In general, some of the mentioned vulnerabilities concern relatively minor risks, whose business impact on information systems (IS) is limited. Nevertheless, with advances in AI technologies, these vulnerabilities take on a different dimension, particularly in the following cases:
- Agentic solutions with access to sensitive systems
- RAG applications involving confidential data
- Systems for which users have control over the knowledge base documents, opening the door to stored injections
The tested GenAI systems are largely unlockable, although the exercise becomes more complex over time. This persistent inability of the models to implement effective restrictions encourages the AI ecosystem to turn to external security components.
What are the new attack surfaces ?
The increasing integration of AI into sensitive sectors (healthcare, finance, defense, …) expands the attack surfaces of critical systems, which reinforces the need for filtering and anonymization of sensitive data. Where AI applications were previously very compartmentalized, agentic AI puts an end to this compartmentalization as it deploys a capacity for interconnection, opening the door to potential threat propagation within information systems.
The decrease in the technical level required to create an AI system, particularly through the use of SaaS platforms and Low/no code services, facilitates its use for both legitimate users and attackers.
Finally, the widespread adoption of “co-pilots” directly on employees’ workstations results in an increasing use of increasingly autonomous components that act in place of and with the privileges of a human, accelerating the emergence of uncontrolled AI perimeters or Shadow IT AI.
Towards increasingly difficult-to-control systems
Although appearing to imitate human intelligence, GenAI models (LLMs, or Large Language Models) have the sole function of mimicking language and often act as highly efficient text auto-completion systems. These systems are not natively trained to reason, and their use encounters a “black box” operation. It is indeed complex to reliably explain their reasoning, which regularly results in hallucinations in their outputs or logical fallacies. In practice, it is also impossible to prove the absence of “backdoors” in these models, further limiting our trust in these systems.
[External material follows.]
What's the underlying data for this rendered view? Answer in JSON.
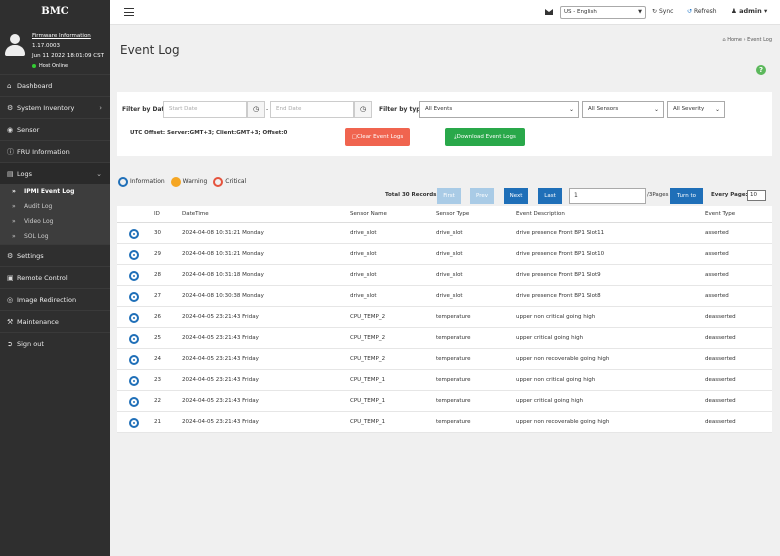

The emergence of agentic AI complicates the situation. By interconnecting systems with opaque functioning, it renders the entire reasoning process generally unverifiable and inexplicable. Cases of models training, auditing, or attacking other models are becoming widespread, leading to a major trust issue when they are integrated into corporate information systems.
What are the perspectives for the future ?
The RedTeaming AI audits conducted on generative AI systems reveal a contrasting reality. On one hand, innovation is rapid, driven by increasingly powerful and integrated use cases. On the other hand, the identified vulnerabilities demonstrate that these systems, often perceived as intelligent, remain largely manipulable, unstable, and poorly explainable.
This observation is part of a broader context of the democratization of AI tools coupled with their increasing autonomy. Agentic AI, in particular, reveals chains of action that are difficult to trace, acting with human privileges. In such a landscape, the risk is no longer solely technical: it also becomes organizational and strategic, involving continuous governance and oversight of its uses.
In the face of these challenges, RedTeaming AI emerges as an essential lever to anticipate possible deviations, adopting the attacker’s perspective to better prevent drifts. It involves testing the limits of a system to design robust, sustainable protection mechanisms that align with new uses. Only by doing so can generative AI continue to evolve within a framework of trust, serving both users and organizations.